A doutoranda Luana dos Santos, que estuda os gêneros Fannia e Euryomma, da Região Neotropical, vai utilizar a filogenia e o conhecimento da evolução espacial das espécies na América do Sul. Ela explica que, num sentido amplo, quer compreender a história evolutiva e evidenciar possíveis padrões da atual distribuição das espécies.
A filogenia também é foco da pesquisa de pós-doutorado de João Manuel Fogaça. Ele estuda desde o mestrado a família Muscidae, dando nome às espécies e descobrindo como ocorre a relação entre os animais.
Entomologia Forense, Ecologia e DNA
O estudo biológico dos insetos em processos criminais é outra marca das pesquisas relacionadas aos dípteros. Foi assim que Carvalho começou a sua trajetória: coletando moscas que se atraíam pelo início do processo de decomposição em porcos.
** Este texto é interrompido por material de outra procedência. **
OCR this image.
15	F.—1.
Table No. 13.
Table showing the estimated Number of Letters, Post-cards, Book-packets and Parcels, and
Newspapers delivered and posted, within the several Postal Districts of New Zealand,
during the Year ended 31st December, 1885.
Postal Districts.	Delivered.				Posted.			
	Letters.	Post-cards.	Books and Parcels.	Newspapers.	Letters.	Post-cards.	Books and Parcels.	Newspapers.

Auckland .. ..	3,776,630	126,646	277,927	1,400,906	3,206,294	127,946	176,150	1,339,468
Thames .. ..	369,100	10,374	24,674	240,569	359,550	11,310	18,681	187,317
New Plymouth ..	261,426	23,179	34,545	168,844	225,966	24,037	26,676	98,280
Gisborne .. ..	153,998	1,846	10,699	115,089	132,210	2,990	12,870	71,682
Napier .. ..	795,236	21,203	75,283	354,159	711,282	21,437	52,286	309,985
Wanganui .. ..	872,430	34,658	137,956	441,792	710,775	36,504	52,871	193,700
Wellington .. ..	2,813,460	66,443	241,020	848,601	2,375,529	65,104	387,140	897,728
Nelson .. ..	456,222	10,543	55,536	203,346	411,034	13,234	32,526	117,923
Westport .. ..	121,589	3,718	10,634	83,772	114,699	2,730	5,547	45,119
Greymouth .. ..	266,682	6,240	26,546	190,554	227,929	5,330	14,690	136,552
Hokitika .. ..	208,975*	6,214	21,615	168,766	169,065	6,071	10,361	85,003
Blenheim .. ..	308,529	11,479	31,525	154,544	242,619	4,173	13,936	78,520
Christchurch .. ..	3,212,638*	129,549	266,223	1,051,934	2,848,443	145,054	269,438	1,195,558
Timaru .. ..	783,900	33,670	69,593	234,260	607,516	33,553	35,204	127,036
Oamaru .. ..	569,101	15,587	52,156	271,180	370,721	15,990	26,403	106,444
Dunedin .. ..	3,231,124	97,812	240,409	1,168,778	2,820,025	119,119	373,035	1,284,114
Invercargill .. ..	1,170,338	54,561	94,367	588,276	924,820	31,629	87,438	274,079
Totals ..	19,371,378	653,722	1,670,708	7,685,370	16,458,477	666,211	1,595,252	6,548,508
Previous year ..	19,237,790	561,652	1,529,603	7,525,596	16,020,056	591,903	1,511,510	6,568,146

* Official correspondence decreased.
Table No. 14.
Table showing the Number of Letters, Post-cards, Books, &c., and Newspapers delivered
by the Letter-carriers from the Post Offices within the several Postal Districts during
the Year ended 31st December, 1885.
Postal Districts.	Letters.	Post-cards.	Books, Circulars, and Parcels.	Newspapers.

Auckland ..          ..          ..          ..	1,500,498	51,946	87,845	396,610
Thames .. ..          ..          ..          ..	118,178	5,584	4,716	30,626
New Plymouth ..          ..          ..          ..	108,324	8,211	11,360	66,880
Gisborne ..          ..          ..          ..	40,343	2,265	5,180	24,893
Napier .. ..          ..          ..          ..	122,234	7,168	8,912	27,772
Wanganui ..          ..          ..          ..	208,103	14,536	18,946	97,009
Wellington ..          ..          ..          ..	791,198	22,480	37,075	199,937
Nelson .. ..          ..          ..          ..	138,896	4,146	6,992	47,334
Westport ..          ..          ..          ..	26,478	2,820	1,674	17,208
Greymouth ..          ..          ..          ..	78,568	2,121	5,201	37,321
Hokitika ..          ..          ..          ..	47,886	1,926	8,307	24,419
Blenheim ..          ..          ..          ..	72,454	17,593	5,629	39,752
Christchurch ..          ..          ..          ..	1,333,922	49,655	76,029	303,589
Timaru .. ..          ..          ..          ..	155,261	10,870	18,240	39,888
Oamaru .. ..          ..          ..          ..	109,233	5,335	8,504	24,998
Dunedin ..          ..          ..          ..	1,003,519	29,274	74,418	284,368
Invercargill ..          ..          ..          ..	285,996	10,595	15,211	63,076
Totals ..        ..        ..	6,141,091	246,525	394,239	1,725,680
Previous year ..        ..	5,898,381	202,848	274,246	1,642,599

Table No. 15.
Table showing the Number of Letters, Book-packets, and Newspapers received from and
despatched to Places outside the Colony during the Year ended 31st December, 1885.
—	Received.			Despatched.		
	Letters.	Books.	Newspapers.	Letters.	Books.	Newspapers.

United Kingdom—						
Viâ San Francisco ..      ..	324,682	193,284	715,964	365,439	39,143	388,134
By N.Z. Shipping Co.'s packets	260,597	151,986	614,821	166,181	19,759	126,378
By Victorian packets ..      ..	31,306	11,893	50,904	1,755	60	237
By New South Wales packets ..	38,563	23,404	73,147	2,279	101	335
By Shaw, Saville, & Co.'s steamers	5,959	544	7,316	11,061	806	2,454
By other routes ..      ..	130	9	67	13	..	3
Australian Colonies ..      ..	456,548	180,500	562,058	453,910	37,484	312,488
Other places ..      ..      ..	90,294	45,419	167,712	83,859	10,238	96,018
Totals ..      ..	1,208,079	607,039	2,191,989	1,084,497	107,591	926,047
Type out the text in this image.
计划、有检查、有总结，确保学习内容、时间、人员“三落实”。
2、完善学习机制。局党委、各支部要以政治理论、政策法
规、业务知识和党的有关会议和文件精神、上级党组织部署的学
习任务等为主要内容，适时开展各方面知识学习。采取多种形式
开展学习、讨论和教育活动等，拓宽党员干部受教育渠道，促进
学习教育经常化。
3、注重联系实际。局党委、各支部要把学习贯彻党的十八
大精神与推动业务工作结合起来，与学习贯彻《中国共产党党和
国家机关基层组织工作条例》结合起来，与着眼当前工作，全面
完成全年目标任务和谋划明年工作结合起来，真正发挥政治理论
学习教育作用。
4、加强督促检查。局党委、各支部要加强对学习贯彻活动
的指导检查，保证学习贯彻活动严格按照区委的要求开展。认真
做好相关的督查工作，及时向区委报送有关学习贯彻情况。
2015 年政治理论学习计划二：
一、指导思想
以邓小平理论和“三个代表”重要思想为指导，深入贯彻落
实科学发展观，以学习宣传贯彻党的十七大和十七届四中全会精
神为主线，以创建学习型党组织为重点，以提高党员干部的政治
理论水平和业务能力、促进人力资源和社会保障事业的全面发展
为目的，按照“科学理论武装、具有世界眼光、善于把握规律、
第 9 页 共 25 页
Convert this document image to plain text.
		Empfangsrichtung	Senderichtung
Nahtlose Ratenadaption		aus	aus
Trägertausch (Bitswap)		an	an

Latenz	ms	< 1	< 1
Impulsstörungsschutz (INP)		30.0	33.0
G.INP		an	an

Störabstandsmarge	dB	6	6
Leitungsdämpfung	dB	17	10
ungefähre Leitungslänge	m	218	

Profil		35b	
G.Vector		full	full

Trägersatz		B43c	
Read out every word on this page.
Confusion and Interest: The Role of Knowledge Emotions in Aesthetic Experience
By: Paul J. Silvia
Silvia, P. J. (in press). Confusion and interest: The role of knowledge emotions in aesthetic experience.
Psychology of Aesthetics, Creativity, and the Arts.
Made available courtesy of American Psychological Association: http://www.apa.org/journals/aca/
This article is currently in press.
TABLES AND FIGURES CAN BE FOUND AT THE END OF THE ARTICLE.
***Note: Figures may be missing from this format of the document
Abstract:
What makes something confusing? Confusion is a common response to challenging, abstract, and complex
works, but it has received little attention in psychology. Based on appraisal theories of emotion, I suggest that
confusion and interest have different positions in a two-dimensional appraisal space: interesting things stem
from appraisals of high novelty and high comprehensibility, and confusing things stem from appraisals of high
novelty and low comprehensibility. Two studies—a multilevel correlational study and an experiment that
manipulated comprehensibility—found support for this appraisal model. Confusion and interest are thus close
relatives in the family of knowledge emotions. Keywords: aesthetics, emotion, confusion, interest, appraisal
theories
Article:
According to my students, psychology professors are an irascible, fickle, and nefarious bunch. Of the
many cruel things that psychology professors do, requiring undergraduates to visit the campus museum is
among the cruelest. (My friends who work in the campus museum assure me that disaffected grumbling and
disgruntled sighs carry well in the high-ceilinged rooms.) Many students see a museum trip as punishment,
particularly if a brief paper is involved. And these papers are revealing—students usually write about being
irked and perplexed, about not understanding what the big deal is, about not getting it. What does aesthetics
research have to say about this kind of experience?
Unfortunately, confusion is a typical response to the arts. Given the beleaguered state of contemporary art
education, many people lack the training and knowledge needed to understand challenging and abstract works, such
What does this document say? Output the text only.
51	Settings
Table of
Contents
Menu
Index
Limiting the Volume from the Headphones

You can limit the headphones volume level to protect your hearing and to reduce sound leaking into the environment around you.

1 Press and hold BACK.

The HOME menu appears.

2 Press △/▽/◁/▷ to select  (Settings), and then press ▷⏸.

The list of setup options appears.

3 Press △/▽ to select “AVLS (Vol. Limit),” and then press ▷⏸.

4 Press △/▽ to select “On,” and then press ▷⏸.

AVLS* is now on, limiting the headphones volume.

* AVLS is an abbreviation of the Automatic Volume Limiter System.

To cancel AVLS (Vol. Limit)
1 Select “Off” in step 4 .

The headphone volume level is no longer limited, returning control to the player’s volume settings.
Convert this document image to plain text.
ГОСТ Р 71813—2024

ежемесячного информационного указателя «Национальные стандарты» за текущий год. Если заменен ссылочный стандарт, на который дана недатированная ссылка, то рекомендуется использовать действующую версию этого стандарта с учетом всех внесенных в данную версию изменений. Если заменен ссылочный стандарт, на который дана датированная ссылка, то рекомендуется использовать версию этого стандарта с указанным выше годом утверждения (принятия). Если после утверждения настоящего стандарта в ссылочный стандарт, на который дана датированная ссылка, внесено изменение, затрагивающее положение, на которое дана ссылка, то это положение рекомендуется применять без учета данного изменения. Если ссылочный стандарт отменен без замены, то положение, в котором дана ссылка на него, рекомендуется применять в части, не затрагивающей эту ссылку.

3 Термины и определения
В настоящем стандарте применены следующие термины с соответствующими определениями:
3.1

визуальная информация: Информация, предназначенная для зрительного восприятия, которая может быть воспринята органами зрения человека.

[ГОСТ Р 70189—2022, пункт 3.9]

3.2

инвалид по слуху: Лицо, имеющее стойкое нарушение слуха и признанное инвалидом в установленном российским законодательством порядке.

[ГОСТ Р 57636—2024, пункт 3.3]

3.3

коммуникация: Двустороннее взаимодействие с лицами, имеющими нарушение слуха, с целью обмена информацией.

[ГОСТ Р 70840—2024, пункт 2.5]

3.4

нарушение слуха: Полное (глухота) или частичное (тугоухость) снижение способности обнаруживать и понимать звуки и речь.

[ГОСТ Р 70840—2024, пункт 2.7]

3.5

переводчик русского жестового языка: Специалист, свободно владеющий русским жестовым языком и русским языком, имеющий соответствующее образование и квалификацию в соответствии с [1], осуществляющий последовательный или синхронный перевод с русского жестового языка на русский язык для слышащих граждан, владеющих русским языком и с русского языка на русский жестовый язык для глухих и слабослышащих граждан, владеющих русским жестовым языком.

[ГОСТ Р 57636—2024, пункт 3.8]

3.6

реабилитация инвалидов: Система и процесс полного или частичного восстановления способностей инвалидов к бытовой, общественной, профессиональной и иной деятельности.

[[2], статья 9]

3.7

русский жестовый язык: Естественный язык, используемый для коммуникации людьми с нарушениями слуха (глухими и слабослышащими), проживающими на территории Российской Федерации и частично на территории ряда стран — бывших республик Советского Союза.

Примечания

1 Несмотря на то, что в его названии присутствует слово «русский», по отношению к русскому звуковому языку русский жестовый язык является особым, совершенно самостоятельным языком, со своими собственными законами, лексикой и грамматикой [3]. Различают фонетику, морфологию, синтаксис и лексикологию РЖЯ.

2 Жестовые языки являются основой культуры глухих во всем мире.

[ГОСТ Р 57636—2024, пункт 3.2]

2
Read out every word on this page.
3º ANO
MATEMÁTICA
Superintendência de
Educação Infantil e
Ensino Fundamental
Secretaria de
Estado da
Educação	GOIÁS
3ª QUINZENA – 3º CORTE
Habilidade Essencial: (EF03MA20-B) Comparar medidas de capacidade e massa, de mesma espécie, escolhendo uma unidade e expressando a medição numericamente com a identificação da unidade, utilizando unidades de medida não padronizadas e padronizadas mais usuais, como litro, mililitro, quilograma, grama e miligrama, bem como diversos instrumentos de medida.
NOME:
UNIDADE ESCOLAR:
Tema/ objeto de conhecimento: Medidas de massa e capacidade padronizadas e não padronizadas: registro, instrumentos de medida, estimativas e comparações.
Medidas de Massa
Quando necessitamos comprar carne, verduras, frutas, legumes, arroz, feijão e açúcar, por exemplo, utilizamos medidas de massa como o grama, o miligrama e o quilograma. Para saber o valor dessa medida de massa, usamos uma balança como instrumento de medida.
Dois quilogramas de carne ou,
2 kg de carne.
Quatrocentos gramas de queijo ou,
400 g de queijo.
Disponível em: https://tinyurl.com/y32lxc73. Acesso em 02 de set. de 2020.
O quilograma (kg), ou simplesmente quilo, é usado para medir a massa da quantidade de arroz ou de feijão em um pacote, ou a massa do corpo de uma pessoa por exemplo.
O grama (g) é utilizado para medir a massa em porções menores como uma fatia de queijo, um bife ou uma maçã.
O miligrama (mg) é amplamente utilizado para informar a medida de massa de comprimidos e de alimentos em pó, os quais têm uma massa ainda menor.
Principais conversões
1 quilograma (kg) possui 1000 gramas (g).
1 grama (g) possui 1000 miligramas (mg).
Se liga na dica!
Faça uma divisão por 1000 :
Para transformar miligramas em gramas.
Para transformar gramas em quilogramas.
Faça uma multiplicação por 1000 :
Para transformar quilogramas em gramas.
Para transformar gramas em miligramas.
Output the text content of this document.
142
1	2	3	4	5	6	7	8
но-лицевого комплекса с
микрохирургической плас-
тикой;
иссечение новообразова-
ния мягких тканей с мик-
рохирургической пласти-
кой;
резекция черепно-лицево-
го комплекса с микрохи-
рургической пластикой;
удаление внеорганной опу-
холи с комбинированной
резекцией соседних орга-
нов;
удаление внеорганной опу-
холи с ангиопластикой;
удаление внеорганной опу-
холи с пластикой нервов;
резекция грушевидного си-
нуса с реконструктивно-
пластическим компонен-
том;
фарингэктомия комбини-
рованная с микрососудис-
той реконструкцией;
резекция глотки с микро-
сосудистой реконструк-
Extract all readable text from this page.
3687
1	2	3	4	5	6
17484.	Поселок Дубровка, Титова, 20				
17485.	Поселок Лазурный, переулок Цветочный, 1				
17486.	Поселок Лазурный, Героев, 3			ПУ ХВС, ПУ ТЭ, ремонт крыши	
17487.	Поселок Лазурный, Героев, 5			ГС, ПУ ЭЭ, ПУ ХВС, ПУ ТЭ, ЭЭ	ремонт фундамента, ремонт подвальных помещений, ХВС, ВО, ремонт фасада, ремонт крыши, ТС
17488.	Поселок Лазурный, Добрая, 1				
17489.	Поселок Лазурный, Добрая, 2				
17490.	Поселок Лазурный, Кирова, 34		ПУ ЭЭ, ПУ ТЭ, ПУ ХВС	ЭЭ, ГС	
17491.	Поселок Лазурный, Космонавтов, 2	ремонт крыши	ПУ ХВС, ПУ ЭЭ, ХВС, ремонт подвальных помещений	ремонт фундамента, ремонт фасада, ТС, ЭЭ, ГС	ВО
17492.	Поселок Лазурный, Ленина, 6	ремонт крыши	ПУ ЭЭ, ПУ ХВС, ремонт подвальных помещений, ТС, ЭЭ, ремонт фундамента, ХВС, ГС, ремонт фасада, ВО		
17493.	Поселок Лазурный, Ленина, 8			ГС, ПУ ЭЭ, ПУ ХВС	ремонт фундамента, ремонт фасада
Atualmente, no laboratório, a acadêmica do último período de Biologia da Universidade Federal de Mato Grosso (UFMT), Amélia Ferreira Alves, dedica-se ao tema. Ela veio até Curitiba com amostras de insetos obtidos em dois experimentos, para serem identificados com o auxílio de Carvalho. Seu foco é estudar a estrutura e composição das moscas associadas à carcaça de porcos e seus estágios de decomposição.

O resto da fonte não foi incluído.